Mon prédécesseur était vraisemblablement quelqu'un de très ordonné, et il va me falloir sans doute quelque jour pour mettre à jour le secret de son système de classement. Je n'ose pas même ouvrir les armoires à classeur, de peur que l'envie d'y mettre de l'ordre me prenne.
La conduite automobile ici est tout simplement anarchique, bien que Régis prétende que c'est encore pire en Inde. En effet, là-bas ils invoquent le Karma, alors qu'ici ils invoquent le Klaxon, c'est plus efficace. A partir de là, tout est dit, il suffit de savoir qu'il n'existe que quelques croisements ici à Santo-Domingo équipés de feux rouges, les rares panneaux de priorités ne sont pas respectés, pas plus qu'une quelconque règle logique. Il faut avoir un gros 4*4 pas trop neuf et un Klaxon d'opéra pour se faire respecter, c'est tout. Il est à noter que le trafic a très fortement augmenté depuis deux ans.
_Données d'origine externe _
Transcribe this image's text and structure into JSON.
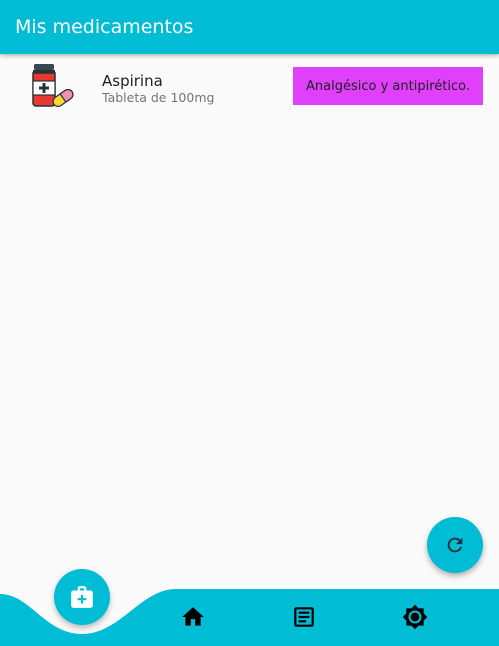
{
  "app_bar": {
    "title": "Mis medicamentos"
  },
  "medications": [
    {
      "name": "Aspirina",
      "dose": "Tableta de 100mg",
      "description": "Analgésico y antipirético.",
      "icon": "medicine-bottle-icon"
    }
  ],
  "fab_refresh": {
    "icon": "refresh-icon"
  },
  "bottom_nav": {
    "active_item": "add-medicine",
    "items": [
      {
        "id": "add-medicine",
        "icon": "medical-kit-icon"
      },
      {
        "id": "home",
        "icon": "home-icon"
      },
      {
        "id": "list",
        "icon": "article-icon"
      },
      {
        "id": "brightness",
        "icon": "brightness-icon"
      }
    ]
  },
  "colors": {
    "primary": "#00bcd4",
    "tag_background": "#e040fb",
    "background": "#fafafa"
  }
}
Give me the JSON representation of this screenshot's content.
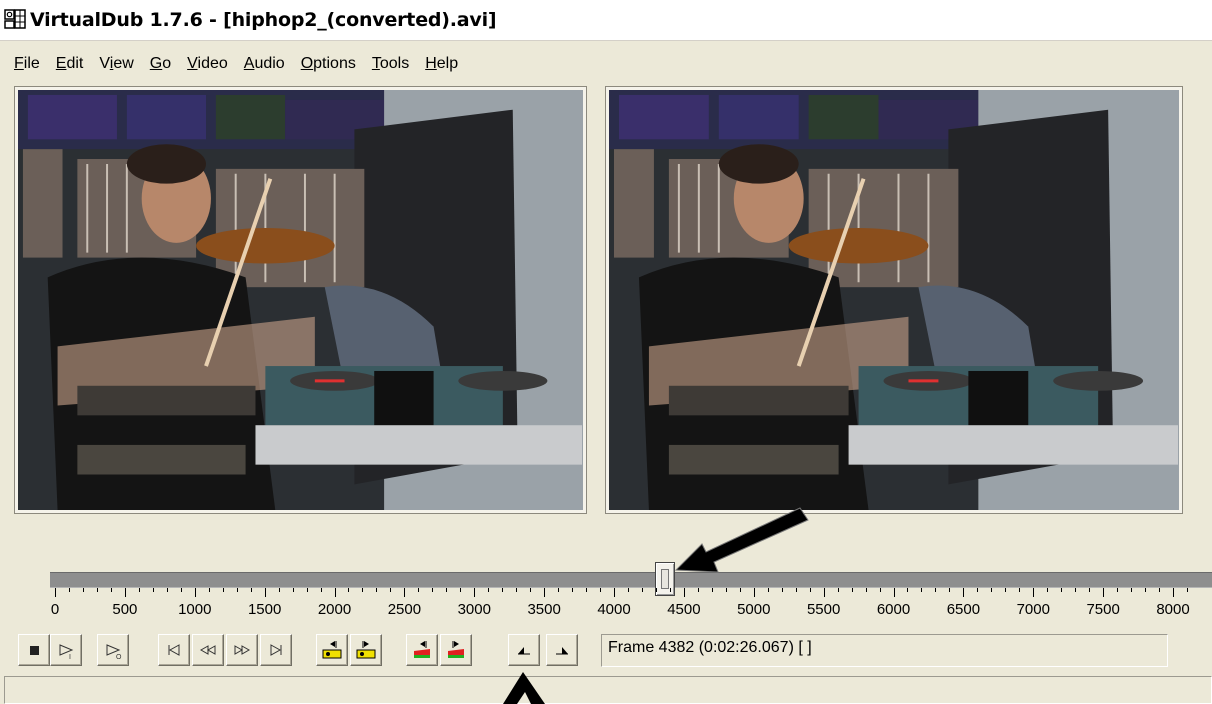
{
  "window": {
    "title": "VirtualDub 1.7.6 - [hiphop2_(converted).avi]",
    "icon": "virtualdub-app-icon"
  },
  "menu": [
    {
      "label": "File",
      "mnemonic": "F",
      "rest": "ile"
    },
    {
      "label": "Edit",
      "mnemonic": "E",
      "rest": "dit"
    },
    {
      "label": "View",
      "pre": "V",
      "mnemonic": "i",
      "rest": "ew"
    },
    {
      "label": "Go",
      "mnemonic": "G",
      "rest": "o"
    },
    {
      "label": "Video",
      "mnemonic": "V",
      "rest": "ideo"
    },
    {
      "label": "Audio",
      "mnemonic": "A",
      "rest": "udio"
    },
    {
      "label": "Options",
      "mnemonic": "O",
      "rest": "ptions"
    },
    {
      "label": "Tools",
      "mnemonic": "T",
      "rest": "ools"
    },
    {
      "label": "Help",
      "mnemonic": "H",
      "rest": "elp"
    }
  ],
  "panes": {
    "input": {
      "content": "video frame: boy playing violin in front of record shelves"
    },
    "output": {
      "content": "video frame: boy playing violin in front of record shelves"
    }
  },
  "timeline": {
    "max_frame": 8200,
    "current_frame": 4382,
    "tick_labels": [
      "0",
      "500",
      "1000",
      "1500",
      "2000",
      "2500",
      "3000",
      "3500",
      "4000",
      "4500",
      "5000",
      "5500",
      "6000",
      "6500",
      "7000",
      "7500",
      "8000"
    ]
  },
  "toolbar": {
    "buttons": [
      {
        "name": "stop-button",
        "icon": "stop-icon"
      },
      {
        "name": "play-input-button",
        "icon": "play-input-icon"
      },
      {
        "name": "play-output-button",
        "icon": "play-output-icon"
      },
      {
        "name": "go-to-start-button",
        "icon": "go-to-start-icon"
      },
      {
        "name": "step-backward-button",
        "icon": "step-backward-icon"
      },
      {
        "name": "step-forward-button",
        "icon": "step-forward-icon"
      },
      {
        "name": "go-to-end-button",
        "icon": "go-to-end-icon"
      },
      {
        "name": "prev-keyframe-button",
        "icon": "prev-keyframe-icon"
      },
      {
        "name": "next-keyframe-button",
        "icon": "next-keyframe-icon"
      },
      {
        "name": "prev-scene-button",
        "icon": "prev-scene-icon"
      },
      {
        "name": "next-scene-button",
        "icon": "next-scene-icon"
      },
      {
        "name": "mark-in-button",
        "icon": "mark-in-icon"
      },
      {
        "name": "mark-out-button",
        "icon": "mark-out-icon"
      }
    ]
  },
  "status": {
    "frame_text": "Frame 4382 (0:02:26.067) [ ]"
  },
  "colors": {
    "window_bg": "#ece9d8",
    "annotation_arrow": "#000000",
    "keyframe_yellow": "#f0e000",
    "scene_red": "#e02020",
    "scene_green": "#20b020"
  }
}
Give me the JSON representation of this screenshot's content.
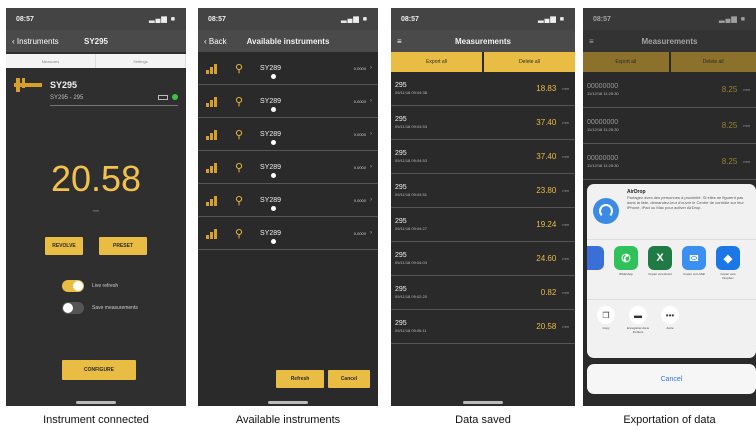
{
  "captions": [
    "Instrument connected",
    "Available instruments",
    "Data saved",
    "Exportation of data"
  ],
  "status": {
    "time": "08:57",
    "signal": "▂▄▆ ■"
  },
  "panel1": {
    "back_label": "Instruments",
    "title": "SY295",
    "segments": [
      "Measures",
      "Settings"
    ],
    "device_name": "SY295",
    "device_sub": "SY295 - 295",
    "value": "20.58",
    "unit": "mm",
    "buttons": [
      "REVOLVE",
      "PRESET"
    ],
    "toggles": [
      {
        "label": "Live refresh",
        "on": true
      },
      {
        "label": "Save measurements",
        "on": false
      }
    ],
    "configure_label": "CONFIGURE"
  },
  "panel2": {
    "back_label": "Back",
    "title": "Available instruments",
    "instruments": [
      {
        "name": "SY289",
        "value": "0.0000"
      },
      {
        "name": "SY289",
        "value": "0.0000"
      },
      {
        "name": "SY289",
        "value": "0.0000"
      },
      {
        "name": "SY289",
        "value": "0.0000"
      },
      {
        "name": "SY289",
        "value": "0.0000"
      },
      {
        "name": "SY289",
        "value": "0.0000"
      }
    ],
    "refresh_label": "Refresh",
    "cancel_label": "Cancel"
  },
  "panel3": {
    "menu_icon": "≡",
    "title": "Measurements",
    "header_buttons": [
      "Export all",
      "Delete all"
    ],
    "rows": [
      {
        "id": "295",
        "ts": "09/11/18 09:04:38",
        "value": "18.83",
        "unit": "mm"
      },
      {
        "id": "295",
        "ts": "09/11/18 09:04:53",
        "value": "37.40",
        "unit": "mm"
      },
      {
        "id": "295",
        "ts": "09/11/18 09:04:53",
        "value": "37.40",
        "unit": "mm"
      },
      {
        "id": "295",
        "ts": "09/11/18 09:04:51",
        "value": "23.80",
        "unit": "mm"
      },
      {
        "id": "295",
        "ts": "09/11/18 09:04:27",
        "value": "19.24",
        "unit": "mm"
      },
      {
        "id": "295",
        "ts": "09/11/18 09:04:03",
        "value": "24.60",
        "unit": "mm"
      },
      {
        "id": "295",
        "ts": "09/11/18 09:02:20",
        "value": "0.82",
        "unit": "mm"
      },
      {
        "id": "295",
        "ts": "09/11/18 09:06:11",
        "value": "20.58",
        "unit": "mm"
      }
    ]
  },
  "panel4": {
    "menu_icon": "≡",
    "title": "Measurements",
    "header_buttons": [
      "Export all",
      "Delete all"
    ],
    "rows": [
      {
        "id": "00000000",
        "ts": "11/12/18 11:25:30",
        "value": "8.25",
        "unit": "mm"
      },
      {
        "id": "00000000",
        "ts": "11/12/18 11:25:30",
        "value": "8.25",
        "unit": "mm"
      },
      {
        "id": "00000000",
        "ts": "11/12/18 11:25:30",
        "value": "8.25",
        "unit": "mm"
      }
    ],
    "airdrop_title": "AirDrop",
    "airdrop_text": "Partagez avec des personnes à proximité. Si elles ne figurent pas dans la liste, demandez-leur d'ouvrir le Centre de contrôle sur leur iPhone, iPad ou Mac pour activer AirDrop.",
    "apps": [
      {
        "label": "",
        "color": "#3b6fd8",
        "glyph": ""
      },
      {
        "label": "WhatsApp",
        "color": "#30c15a",
        "glyph": "✆"
      },
      {
        "label": "Copier vers Excel",
        "color": "#1f7a44",
        "glyph": "X"
      },
      {
        "label": "Copier vers Mail",
        "color": "#3a8ff0",
        "glyph": "✉"
      },
      {
        "label": "Copier vers Dropbox",
        "color": "#1b76e8",
        "glyph": "◆"
      }
    ],
    "actions": [
      {
        "label": "Copy",
        "glyph": "❐"
      },
      {
        "label": "Enregistrer dans Fichiers",
        "glyph": "▬"
      },
      {
        "label": "Autre",
        "glyph": "•••"
      }
    ],
    "cancel_label": "Cancel"
  }
}
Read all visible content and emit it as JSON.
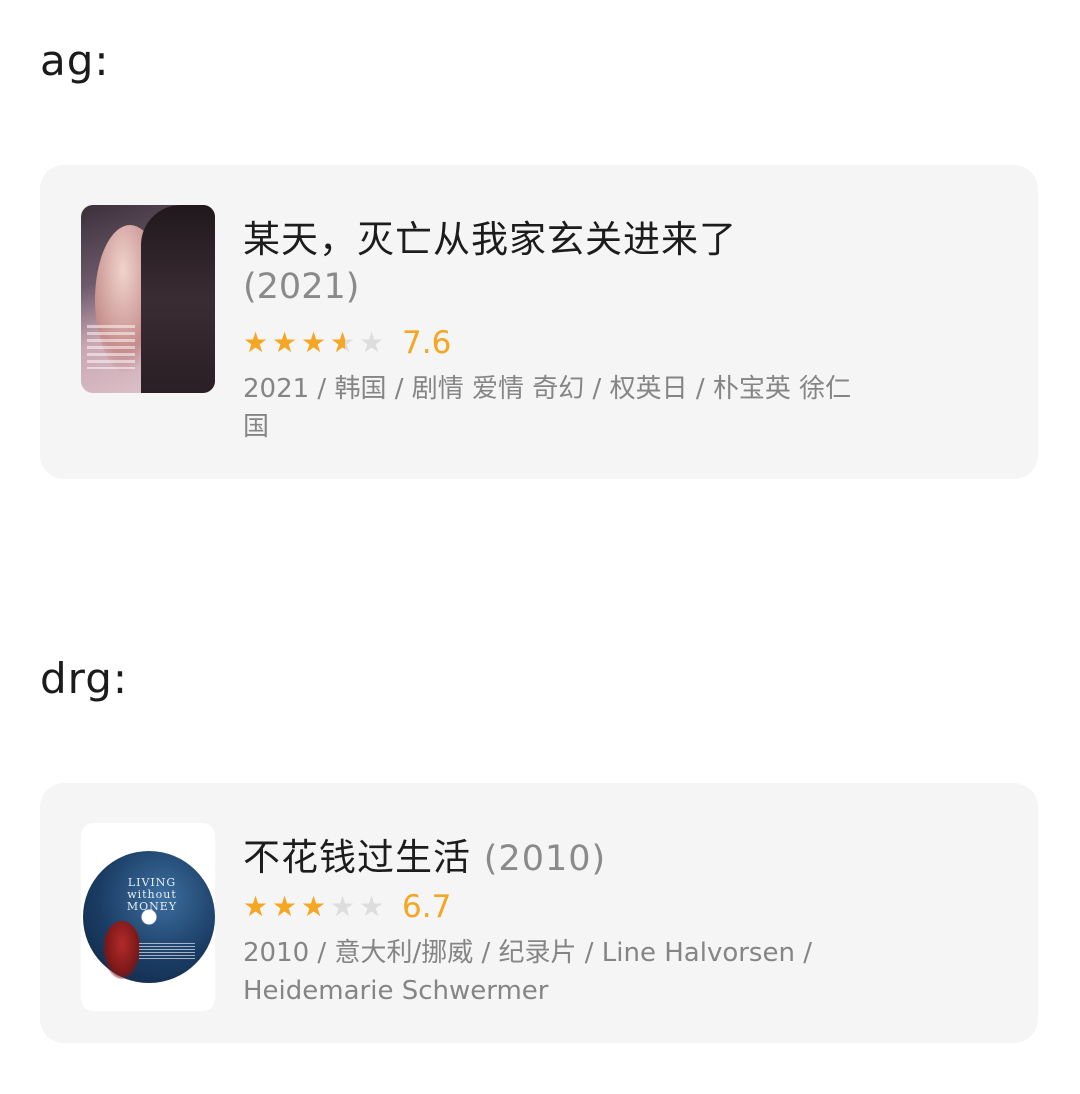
{
  "sections": [
    {
      "label": "ag:",
      "movie": {
        "title": "某天，灭亡从我家玄关进来了",
        "year": "(2021)",
        "rating_stars": 3.5,
        "score": "7.6",
        "meta": "2021 / 韩国 / 剧情 爱情 奇幻 / 权英日 / 朴宝英 徐仁国",
        "poster_icon": "poster-image"
      }
    },
    {
      "label": "drg:",
      "movie": {
        "title": "不花钱过生活",
        "year": "(2010)",
        "rating_stars": 3,
        "score": "6.7",
        "meta": "2010 / 意大利/挪威 / 纪录片 / Line Halvorsen / Heidemarie Schwermer",
        "poster_text": "LIVING without MONEY",
        "poster_icon": "poster-image"
      }
    }
  ],
  "colors": {
    "star_filled": "#f5a623",
    "star_empty": "#dddddd",
    "card_bg": "#f5f5f5"
  }
}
"Il n'est rien au monde ... d'aussi utile que l'ordre, ni d'aussi beau." (Xénophon, 4°S. Av. J.C.)

Mercredi 22

Il faut absolument que je trouve une voiture; le système des transports publics ici est assez peu pratique, sinon très hétéroclite. Il existe plusieurs systèmes, dont visiblement aucun n'est officiellement public. D'abord un système de bus, en plus ou moins bon état, qui dessert les très grands axes. Ensuite les "carro publico", système rendu possible par la géométrie des rues, en quadrillage à l'américaine. Ce sont des voitures privées, pourries pour la plupart, en bon état jamais, qui parcourent les rues d'un bout à l'autre (parfois d'un bout de la ville à l'autre). Il suffit de faire un signe au chauffeur pour qu'il s'arrête. On essaye alors de se caser où il reste de la place (jusqu'à sept personnes dans une voiture, après le conducteur a des scrupules sur le confort des passagers). La course coûte alors entre 2 et 5 pesos suivant la longueur (1 peso = 0,4 FF). Il existe enfin des taxis, pour lesquels le prix de la course est au minimum de 40 pesos, plus si on vous prend pour un Américain. Le prix de la course se négocie avant de monter. les voitures sont généralement en meilleur état que les "carro publico", mais il m'est arrivé d'en prendre un dont l'état aurait fait mourir de rire un mécanicien du contrôle technique en France...

"- Eh bien moi, je t'irai porter des confitures." (Victor Hugo, L'Art d'être grand-père)

Jeudi 23

Je m'aperçois que certains taxis font aussi office de "carro publico". Si un client demande alors une course de taxi, les autres occupants sont expulsés du véhicule d'un claquement de doigt. Bref, difficile de s'y retrouver. En fait, il ne faut pas hésiter à parler, à demander ce que l'on veut et demander ce qui est proposé. C'est finalement beaucoup plus convivial, à l'image de ce que j'avais rencontré à Moscou, et à l'opposé de la situation à Paris où tout est fait pour que les gens n'aient pas besoin de sortir de leur mutisme pathologique.
J'ai failli me noyer cet après-midi en rentrant chez moi! Je pars du bureau, soleil, normal. Arrivé au bout du "Conde" (LA rue marchande) il commence à faire quelques gouttes... N'ayant pu trouver un gua-gua (autobus) m'amenant à destination, je me résigne à sortir mon parapluie. Il a fallu que je m'arrête sous le premier porche traversé, déjà surpeuplé, afin de ne pas finir complètement trempé. Je finis tout de même par repartir sous la tempête agonisante, et juste avant mon immeuble, je bute sur un torrent! Je suis pourtant prêt à jurer qu'il n'était pas là le matin même. Mais non, il s'agit bien d'une rue, puisque voilà un 4*4 qui passe...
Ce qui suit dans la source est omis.